Well at a policy level and a political level in the U.S. reform is discussed and a concept in circulation, but the practice and rhetoric also has a lot of space for the punishment (sit in on a sentencing hearing sometime and see how much discussion is actually paid to "how do we make the offender better" and how much of that may be predicated on good intentions but practices that have fallen into complacent tokenism. Other wealthy democratic nations, and some not so well off places of the world do put more of a true effort into reform/rehabilitation. And there are plenty of places in the world where it is indeed a lot worse on a punishment level (see note on extraordinary renditions and the where's some people have wound up and the policy "why" they have wound up there). It's interesting as has been pointed out how spells like Geas may be used to make an individual "better" but you could also see how some more freedom oriented societies would take issue with the practice.
Magically facilitated exile and/or penal colonies (in the main game world, a parallel world much like the material plane, or depending on the power level of the states extrapljnar or even far realm colonies in service of the authority would be interesting).
Jander Sunstar is the thinking person's Drizzt, fight me.
Using Geas is super heavy handed. For one, it is a high level spell for many campaigns (9th level casters don't grow on trees). For another, if the person does the thing they are not supposed to do, they will probably die.
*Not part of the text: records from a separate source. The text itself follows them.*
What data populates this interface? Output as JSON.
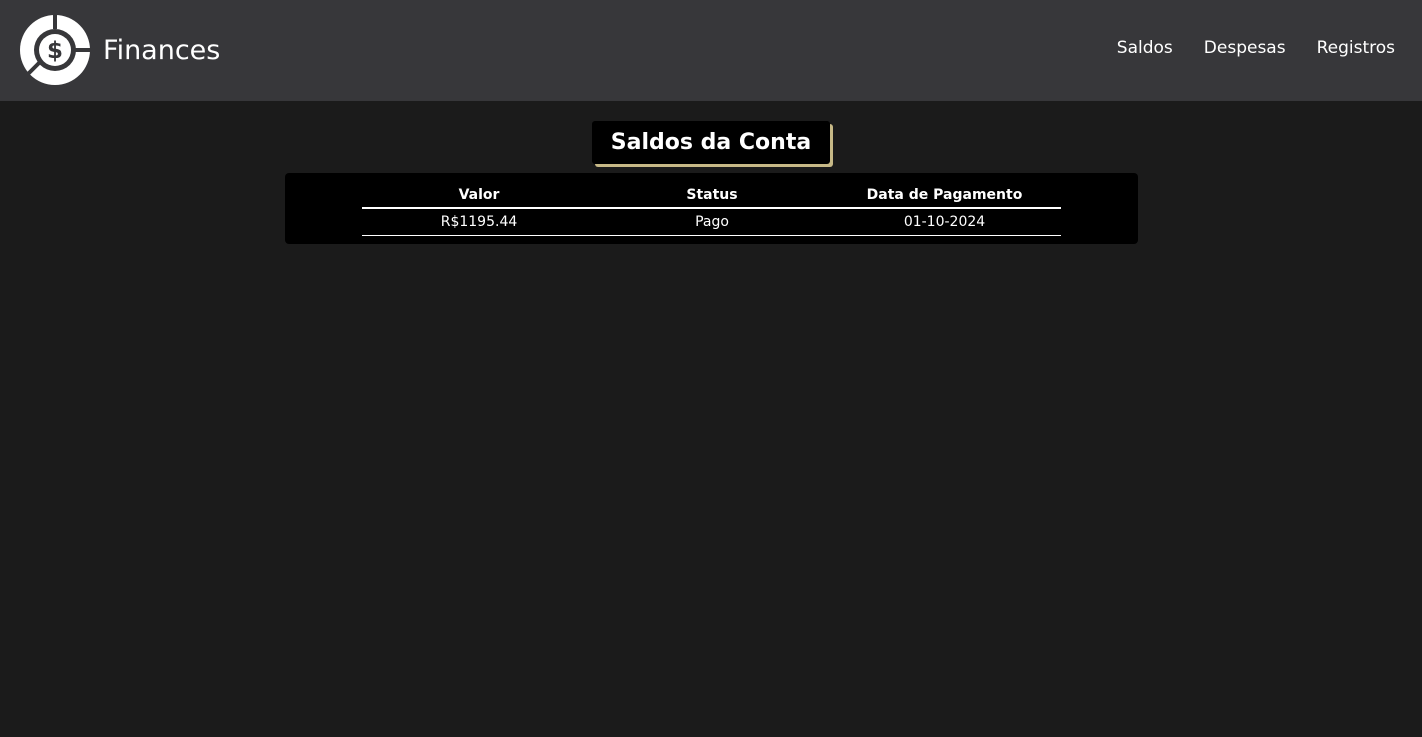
{
  "brand": {
    "name": "Finances",
    "logo_icon": "dollar-coin-pie-icon",
    "logo_color": "#ffffff"
  },
  "nav": {
    "items": [
      {
        "label": "Saldos"
      },
      {
        "label": "Despesas"
      },
      {
        "label": "Registros"
      }
    ]
  },
  "page": {
    "title": "Saldos da Conta",
    "title_accent_color": "#c7b987"
  },
  "table": {
    "headers": [
      "Valor",
      "Status",
      "Data de Pagamento"
    ],
    "rows": [
      [
        "R$1195.44",
        "Pago",
        "01-10-2024"
      ]
    ]
  },
  "colors": {
    "navbar_bg": "#37373a",
    "page_bg": "#1b1b1b",
    "panel_bg": "#000000"
  }
}
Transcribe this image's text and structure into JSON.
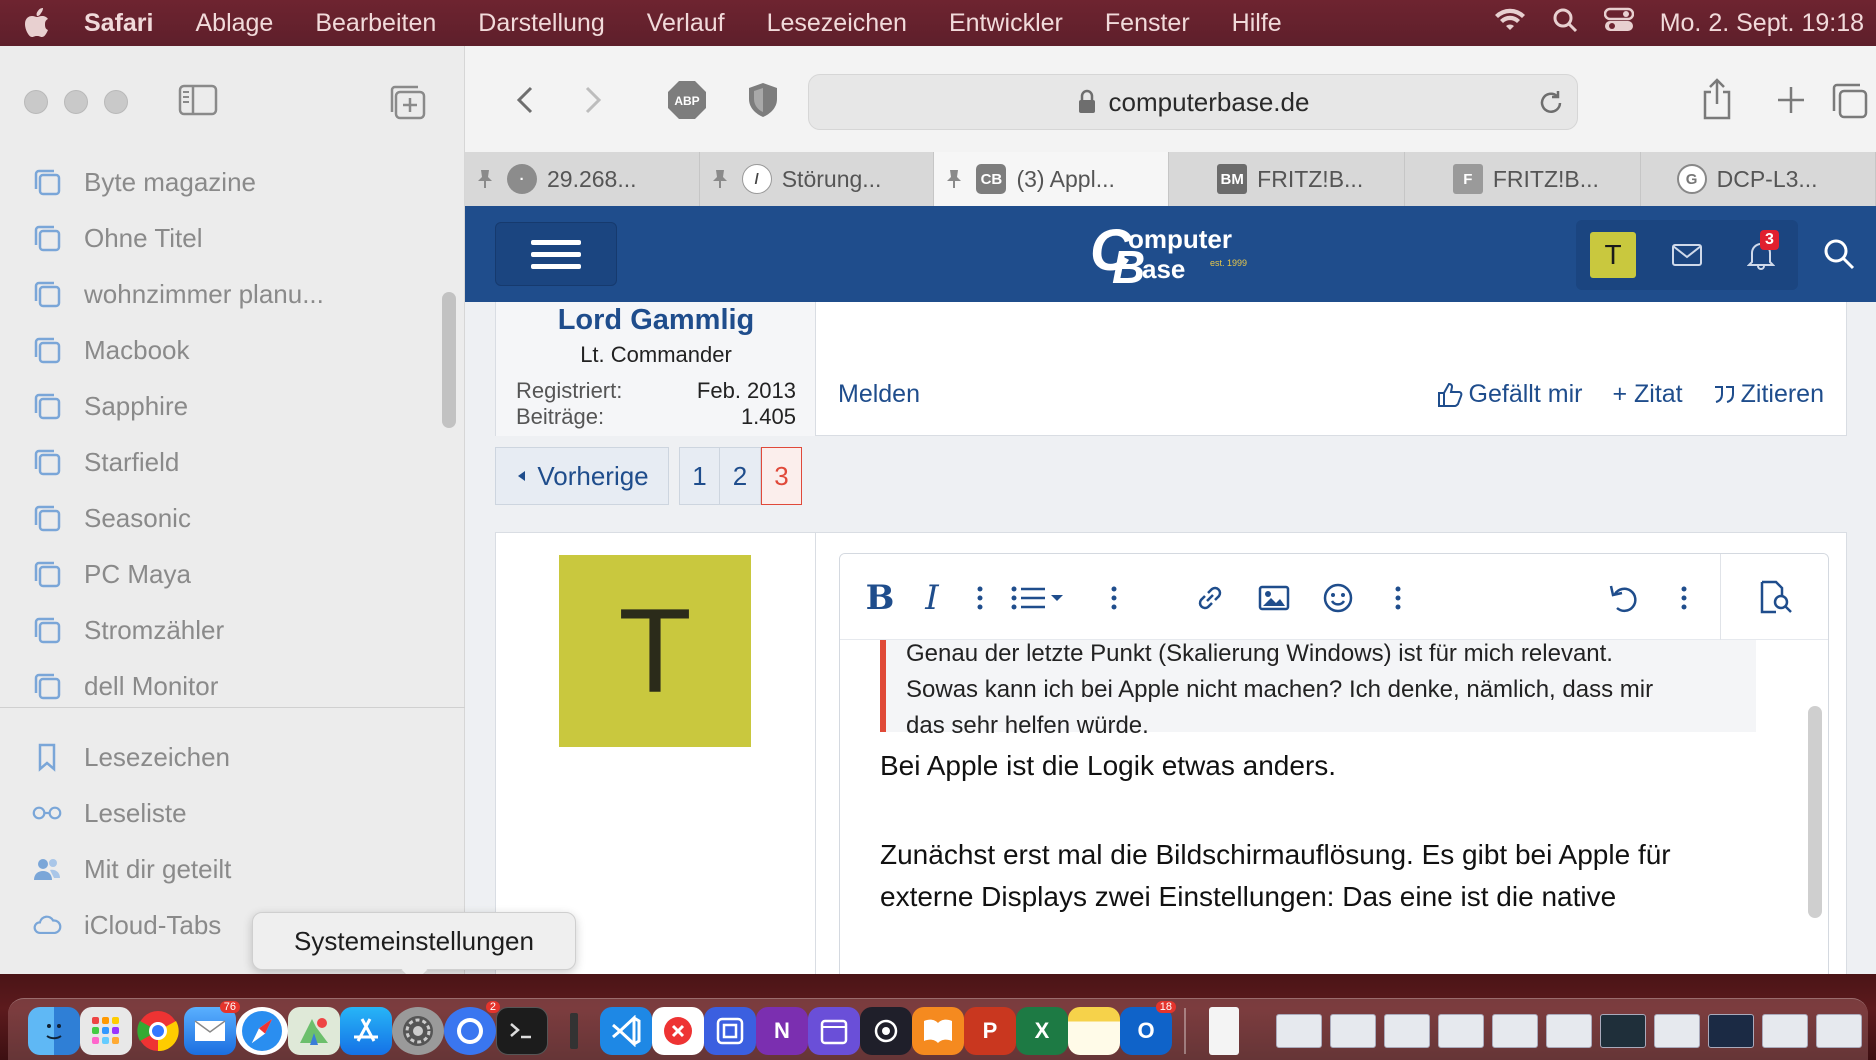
{
  "menubar": {
    "app": "Safari",
    "items": [
      "Ablage",
      "Bearbeiten",
      "Darstellung",
      "Verlauf",
      "Lesezeichen",
      "Entwickler",
      "Fenster",
      "Hilfe"
    ],
    "clock": "Mo. 2. Sept. 19:18"
  },
  "sidebar": {
    "tab_groups": [
      "Byte magazine",
      "Ohne Titel",
      "wohnzimmer planu...",
      "Macbook",
      "Sapphire",
      "Starfield",
      "Seasonic",
      "PC Maya",
      "Stromzähler",
      "dell  Monitor"
    ],
    "lower": [
      {
        "label": "Lesezeichen",
        "icon": "bookmark-icon"
      },
      {
        "label": "Leseliste",
        "icon": "glasses-icon"
      },
      {
        "label": "Mit dir geteilt",
        "icon": "shared-people-icon"
      },
      {
        "label": "iCloud-Tabs",
        "icon": "cloud-icon"
      }
    ],
    "tooltip": "Systemeinstellungen"
  },
  "toolbar": {
    "url": "computerbase.de",
    "abp_label": "ABP"
  },
  "tabs": [
    {
      "label": "29.268...",
      "pinned": true,
      "favicon": "·"
    },
    {
      "label": "Störung...",
      "pinned": true,
      "favicon": "/"
    },
    {
      "label": "(3) Appl...",
      "pinned": true,
      "favicon": "CB",
      "active": true
    },
    {
      "label": "FRITZ!B...",
      "pinned": false,
      "favicon": "BM"
    },
    {
      "label": "FRITZ!B...",
      "pinned": false,
      "favicon": "F"
    },
    {
      "label": "DCP-L3...",
      "pinned": false,
      "favicon": "G"
    }
  ],
  "site": {
    "logo_big_c": "C",
    "logo_omputer": "omputer",
    "logo_big_b": "B",
    "logo_ase": "ase",
    "logo_est": "est. 1999",
    "user_initial": "T",
    "notification_count": "3"
  },
  "post": {
    "author": "Lord Gammlig",
    "rank": "Lt. Commander",
    "registered_label": "Registriert:",
    "registered_value": "Feb. 2013",
    "posts_label": "Beiträge:",
    "posts_value": "1.405",
    "report": "Melden",
    "like": "Gefällt mir",
    "quote_add": "+ Zitat",
    "quote": "Zitieren"
  },
  "pagination": {
    "prev": "Vorherige",
    "pages": [
      "1",
      "2",
      "3"
    ],
    "current": "3"
  },
  "reply": {
    "avatar_initial": "T",
    "quote_lines": [
      "Genau der letzte Punkt (Skalierung Windows) ist für mich relevant.",
      "Sowas kann ich bei Apple nicht machen? Ich denke, nämlich, dass mir",
      "das sehr helfen würde."
    ],
    "body_line1": "Bei Apple ist die Logik etwas anders.",
    "body_line2": "Zunächst erst mal die Bildschirmauflösung. Es gibt bei Apple für",
    "body_line3": "externe Displays zwei Einstellungen: Das eine ist die native"
  },
  "dock": {
    "mail_badge": "76",
    "signal_badge": "2",
    "outlook_badge": "18"
  }
}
"Stop stealing pigs or die!"
"Sooner or later, your Players are going to smash your railroad into a sandbox."
-Vedexent
"real life is a super high CR."
-OboeLauren
"............anybody got any potatoes? We could drop a potato in each hole an' see which ones get viciously mauled by horrible monsters?"
-Ilyara Thundertale
Exactly, hence the Clockwork Orange analogy. I don't think Alex would die, but the criminal impulses he felt after the procedure led to feelings of revulsion and physically ill (that read a lot like psychic damage). Of course a "true good" regime wouldn't employ it, but I could see somewhere between a "mad science" regime or regime that uses magic to compel anyone who could lead resistance to the authority using the argument that "this leader was disturbed, but we have cured them, all hail the good guys" sort of magically assisted dystopian justice.
Jander Sunstar is the thinking person's Drizzt, fight me.